VIER PFOTEN fordert Import-Verbote von Wildvögeln als Präventiv-Maßnahme

Wien/Brüssel (OTS) - Wie der aktuelle Fund infizierter Vögel in Brüssel und die besorgniserregenden Berichte über die fortschreitende Ausbreitung der Vogelgrippe in Asien einmal mehr zeigen, ist der Mensch nicht mehr vor den Auswirkungen seiner Taten geschützt.
"Es besteht kein Anlass für Hysterie, jedoch ist Vorsicht das Gebot der Stunde. Wir gehen davon aus, dass die Kontrolle durch die Veterinärbehörde funktioniert und für die Bevölkerung in Österreich keine Gefahr besteht", erklärt der VIER PFOTEN - Kampagnenleiter Mag. Andreas Sax.

VIER PFOTEN rät dazu, einerseits die Informationen auf den Homepages des Außen- als auch des Gesundheitsministeriums zu beachten und auf Märkten in den betroffenen Ländern den Kontakt mit Geflügel zu vermeiden.

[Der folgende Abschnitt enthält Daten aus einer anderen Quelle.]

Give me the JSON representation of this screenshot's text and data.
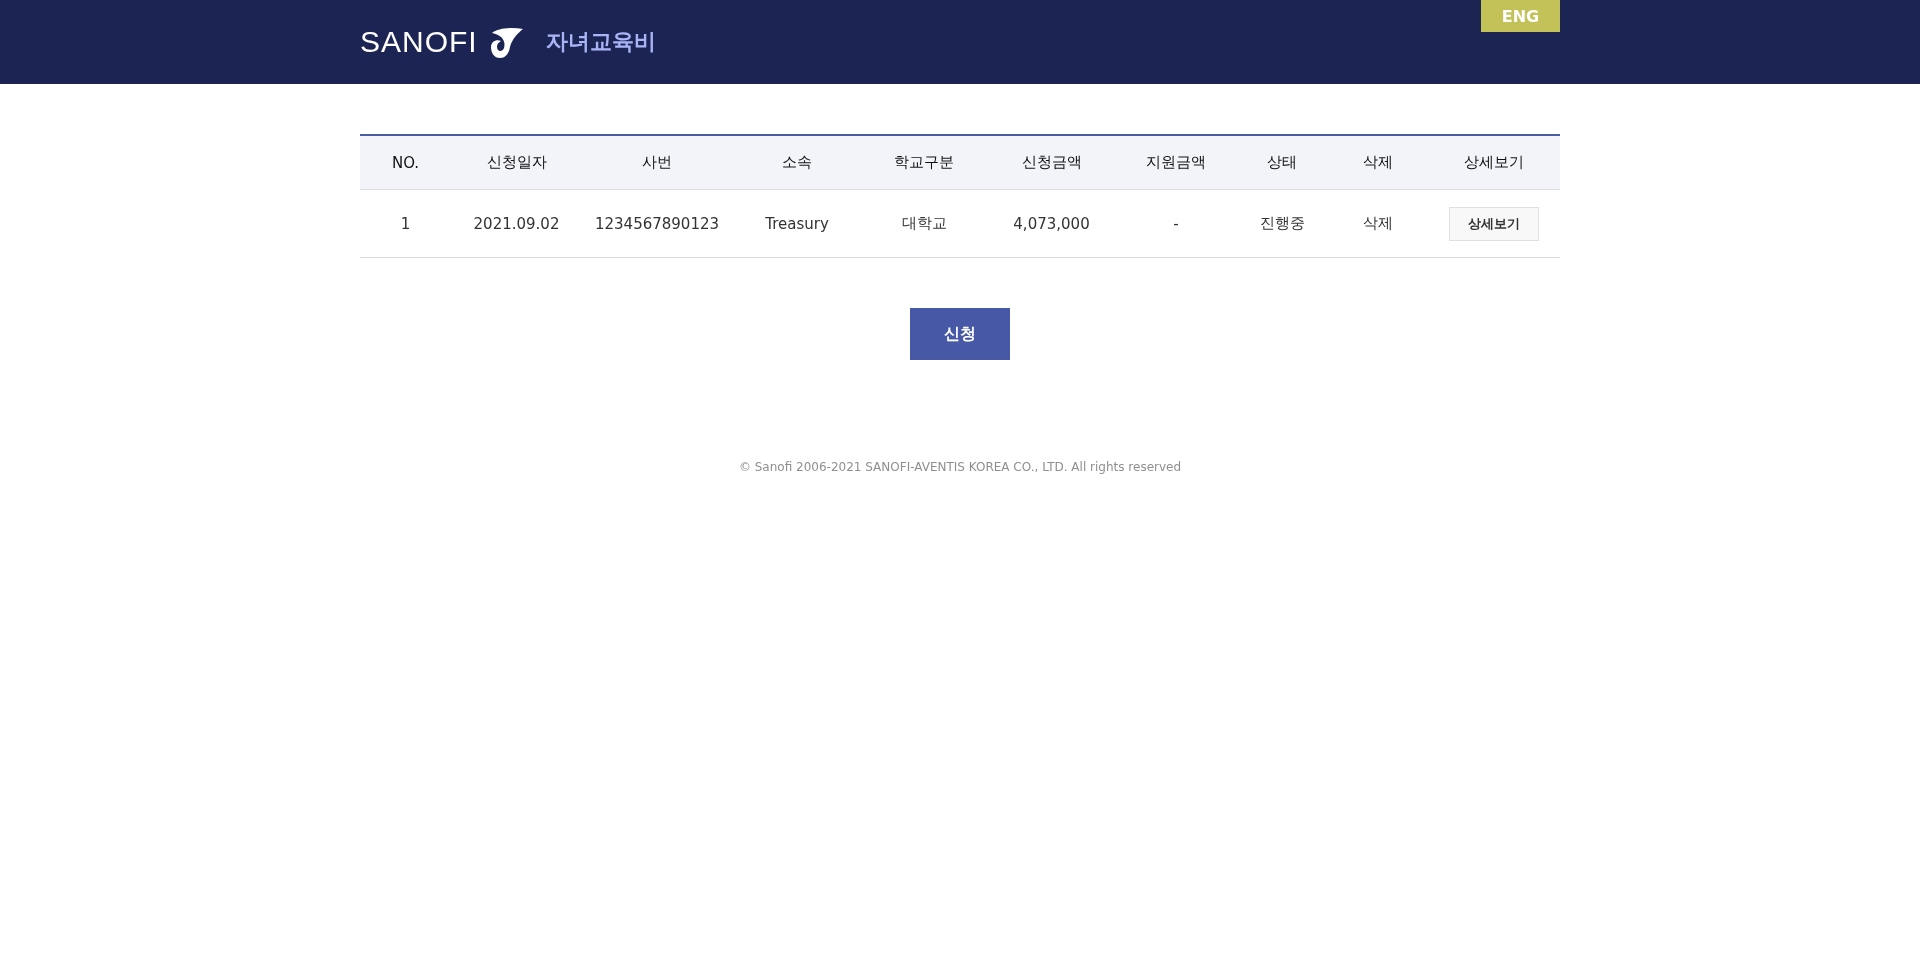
{
  "header": {
    "logo_text": "SANOFI",
    "title": "자녀교육비",
    "language_button": "ENG"
  },
  "table": {
    "columns": [
      "NO.",
      "신청일자",
      "사번",
      "소속",
      "학교구분",
      "신청금액",
      "지원금액",
      "상태",
      "삭제",
      "상세보기"
    ],
    "rows": [
      {
        "cells": [
          "1",
          "2021.09.02",
          "1234567890123",
          "Treasury",
          "대학교",
          "4,073,000",
          "-",
          "진행중",
          "삭제"
        ],
        "detail_button": "상세보기"
      }
    ]
  },
  "apply_button": "신청",
  "footer": "© Sanofi 2006-2021 SANOFI-AVENTIS KOREA CO., LTD. All rights reserved"
}
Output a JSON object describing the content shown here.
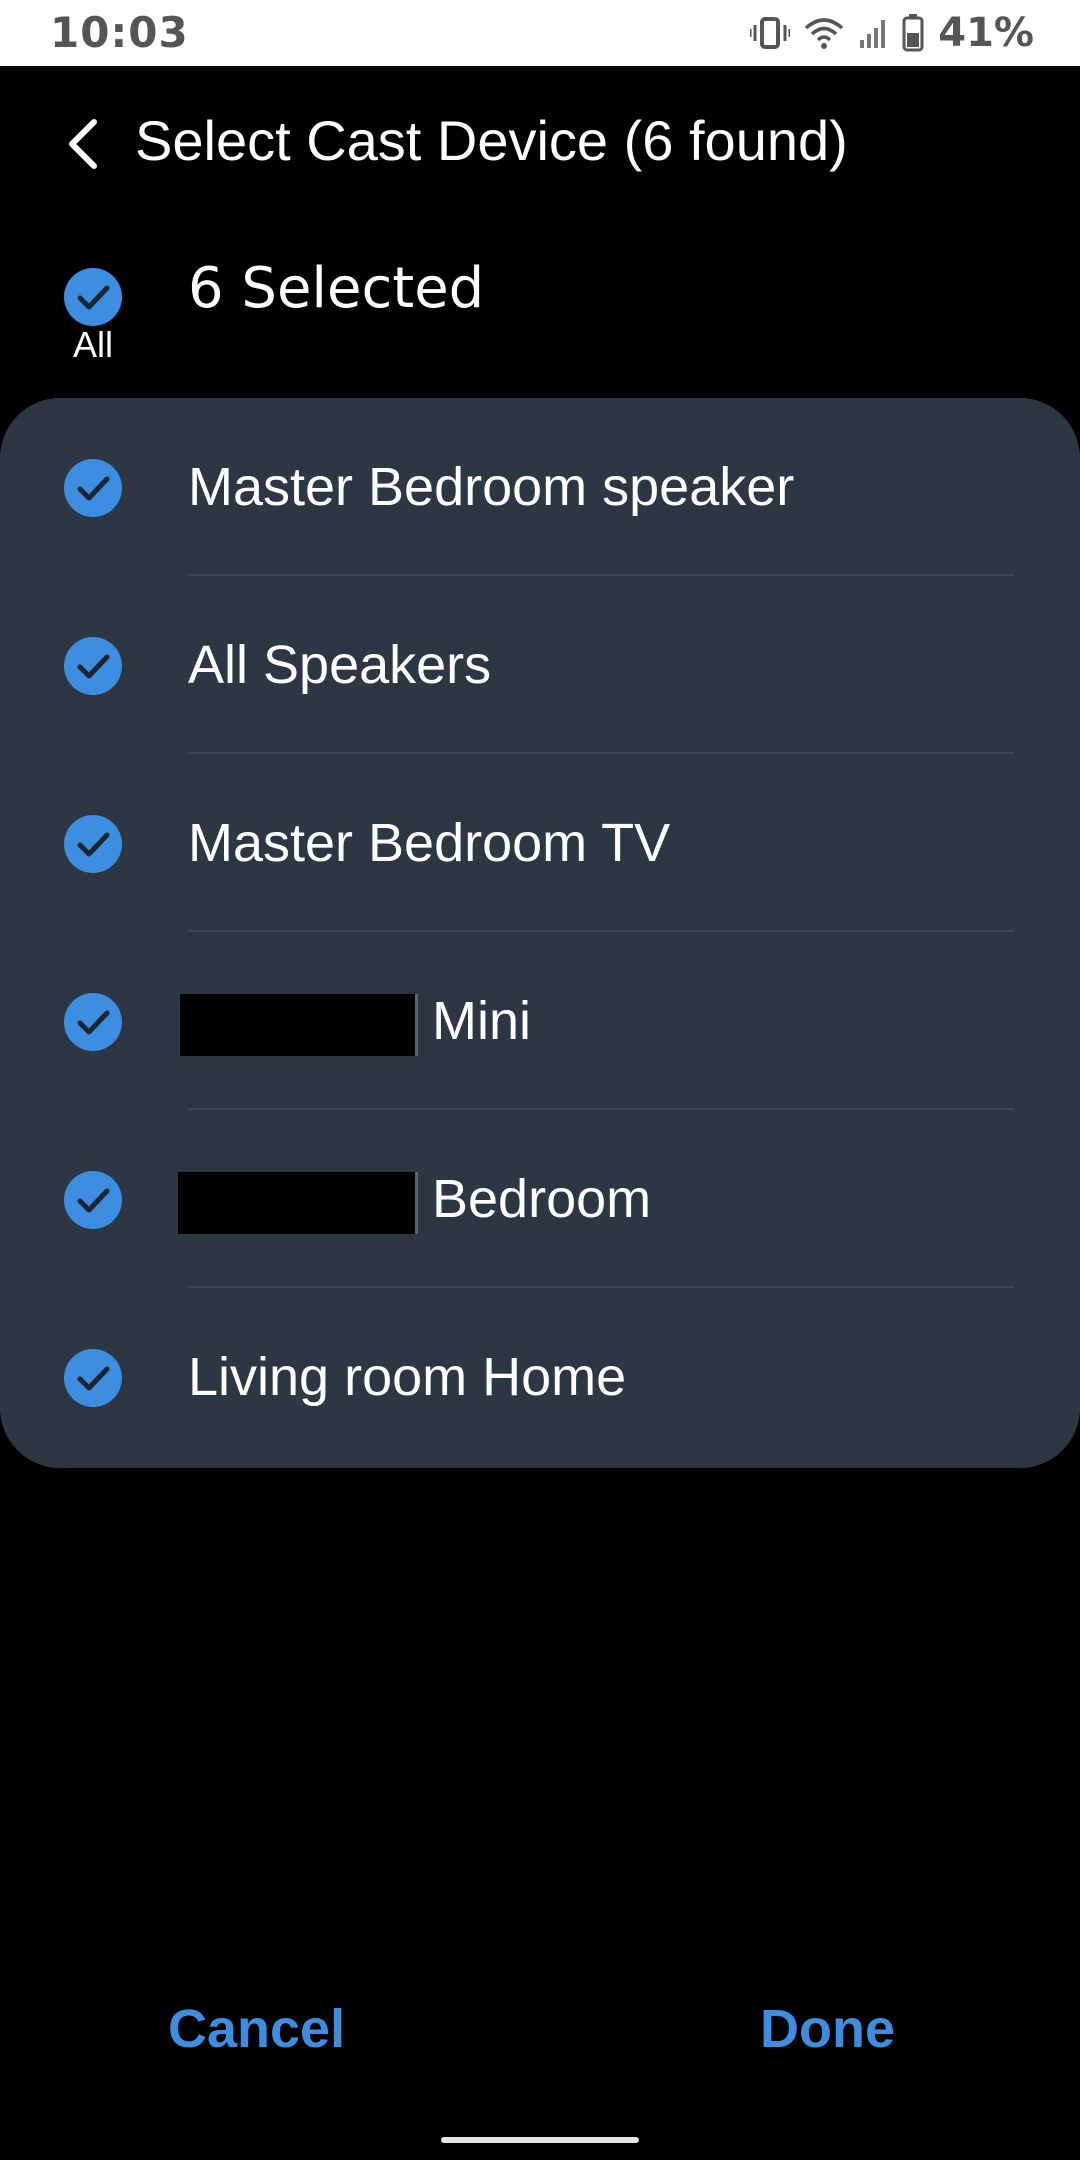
{
  "status_bar": {
    "time": "10:03",
    "battery_percent": "41%",
    "icons": [
      "vibrate-icon",
      "wifi-icon",
      "signal-icon",
      "battery-icon"
    ]
  },
  "header": {
    "title": "Select Cast Device (6 found)",
    "back_icon": "chevron-left-icon"
  },
  "select_all": {
    "label": "All",
    "count_text": "6 Selected",
    "checked": true
  },
  "devices": [
    {
      "label": "Master Bedroom speaker",
      "checked": true
    },
    {
      "label": "All Speakers",
      "checked": true
    },
    {
      "label": "Master Bedroom TV",
      "checked": true
    },
    {
      "label": "Mini",
      "checked": true,
      "redacted_prefix": true
    },
    {
      "label": "Bedroom",
      "checked": true,
      "redacted_prefix": true
    },
    {
      "label": "Living room Home",
      "checked": true
    }
  ],
  "actions": {
    "cancel_label": "Cancel",
    "done_label": "Done"
  },
  "colors": {
    "accent": "#3d8ee0",
    "check_fill": "#3d8ee0",
    "card_background": "#2c3743",
    "page_background": "#000000"
  }
}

Zusammen mit BSE ist die Vogelgrippe das bedrohlichste Symptom der industriellen Massentierhaltung, die keine Rücksicht auf Gesundheit und Wohlbefinden der Tiere nimmt. Es zeigt sich einmal mehr, dass die Verwendung von Tieren als reine Produktionsmittel massive Auswirkungen auf den Menschen haben kann. Im Gegensatz zu BSE besteht hier darüber hinaus die konkrete Gefahr, dass Mutationen des Grippe-Virus entstehen, und eine Epidemie beim Menschen auslösen. "Kurzfristig hilft nur die Suche nach Impfstoffen, langfristig gesehen liegt die Lösung in einer Abkehr von industrieller Tierhaltung, um weiteren ’Boomerangeffekten’ vorzubeugen", erklärt Sax.

Ein weiterer bedenklicher Aspekt ist die Möglichkeit der Übertragung durch Wildvögel. "Der aktuelle Fund geschmuggelter und infizierter Wildvögel in Brüssel unterstreicht einmal mehr die Forderung einer breiten Allianz von Tier- und Artenschutzorganisationen nach einem Importstopp von Wildvögeln in die EU. Bundesministerin Rauch-Kallat ist aufgefordert, diese Thematik im Zuge der Österreichischen EU-Präsidentschaft 2006 auf die Tagesordnung zu setzen", erklärt Mag. Andreas Sax abschließend.